If Ukraine becomes a NATO member, Russia will be forced to take adequate measures in return. Russia’s Foreign Affairs Ministry released a statement in connection with a letter from the Ukrainian administration to include Ukraine in NATO Membership Action Plan.
“We believe that any country is free to independently choose a way to guarantee its own security, including the expansion of ties with military and political structures,” the statement from Russia’s Foreign Ministry said. “However, the new radical expansion of NATO may lead to serious military and political changes which will inevitably touch upon Russia’s security interests,” it continued.
The ministry reminded that Russia and Ukraine have been practicing friendly bilateral relations documented in the Treaty on Friendship, Cooperation and Partnership signed in 1997. According to the treaty, the two countries refrain from participating or supporting any actions that could damage their security. In this connection, a possible integration of Ukraine into NATO will seriously complicate Russian-Ukrainian relations. “The Russian administration is led to believe that the current Ukrainian administration views its NATO membership as an alternative to friendly ties with the Russian Federation.

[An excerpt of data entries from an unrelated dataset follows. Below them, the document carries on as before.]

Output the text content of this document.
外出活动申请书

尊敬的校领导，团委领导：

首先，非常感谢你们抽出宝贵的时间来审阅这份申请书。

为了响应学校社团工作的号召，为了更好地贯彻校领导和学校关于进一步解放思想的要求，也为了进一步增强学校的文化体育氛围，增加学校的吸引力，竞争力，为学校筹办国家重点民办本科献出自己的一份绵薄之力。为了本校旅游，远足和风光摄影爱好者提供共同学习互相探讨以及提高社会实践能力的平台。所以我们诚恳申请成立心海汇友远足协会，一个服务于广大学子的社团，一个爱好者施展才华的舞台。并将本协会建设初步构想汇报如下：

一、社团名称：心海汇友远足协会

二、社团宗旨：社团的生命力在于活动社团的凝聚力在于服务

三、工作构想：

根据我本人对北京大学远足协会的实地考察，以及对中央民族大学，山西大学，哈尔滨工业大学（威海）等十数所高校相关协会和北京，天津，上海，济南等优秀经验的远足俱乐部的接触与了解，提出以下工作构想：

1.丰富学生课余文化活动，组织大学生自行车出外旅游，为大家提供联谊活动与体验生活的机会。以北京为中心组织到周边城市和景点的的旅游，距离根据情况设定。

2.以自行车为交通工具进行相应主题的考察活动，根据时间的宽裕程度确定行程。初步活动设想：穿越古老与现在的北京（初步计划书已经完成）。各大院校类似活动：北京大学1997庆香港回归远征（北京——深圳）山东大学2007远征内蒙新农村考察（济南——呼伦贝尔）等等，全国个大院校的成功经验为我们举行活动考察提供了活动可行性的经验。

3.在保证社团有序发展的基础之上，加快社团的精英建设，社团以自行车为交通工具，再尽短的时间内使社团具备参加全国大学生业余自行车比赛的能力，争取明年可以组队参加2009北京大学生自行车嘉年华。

Russia diplomatically tried to warn Ukraine not to sit on the fence. However, Kiev showed a hysterical reaction to the statement from Russia’s Foreign Ministry. Oleg Bilorus, the chairman of Ukraine’s Parliamentary Committee for Foreign Affairs, said that Ukraine as a sovereign state was entitled to join various international organizations like NATO or the WTO. The official urged the Foreign Ministry of Ukraine to release a reciprocal statement.
Furthermore, Oleg Bilorus said that Russia was taking an “irresponsibly absurd action” threatening Ukraine with a “two-sided joke.” The official stated that Russia was a de-factor NATO member and had no right to put obstacles on the way of the free Ukrainian nation.
It is worthy of note that the majority of Ukrainians stand against the idea of joining the North Atlantic Alliance.
In the meantime, opposition lawmakers blocked the work of the Ukrainian parliament protesting against government’s efforts about NATO membership.
The above-mentioned letter, signed by Yushchenko, Prime Minister Yulia Tymoshenko and Parliament Speaker Arseniy Yatsenyuk, asked that Ukraine's bid for the Membership Action Plan be considered at a NATO meeting in Romania in April.
But the Russia-friendly opposition Party of Regions - the largest faction in the 450-seat Supreme Rada (the Ukrainian parliament) - said the move was inappropriate, and lawmakers angrily swarmed the parliament hall's main podium, halting the chamber's work.
"The powers-that-be ignored the people's will and made a decision on an issue that should be made only by the Ukrainian people following a public discussion," Olena Lukash, a senior member of Party of Regions, said in a statement.
A survey of 2,012 Ukrainians taken in December found that 58.9 percent opposed NATO membership, while 21 percent favored it. The rest of respondents were undecided.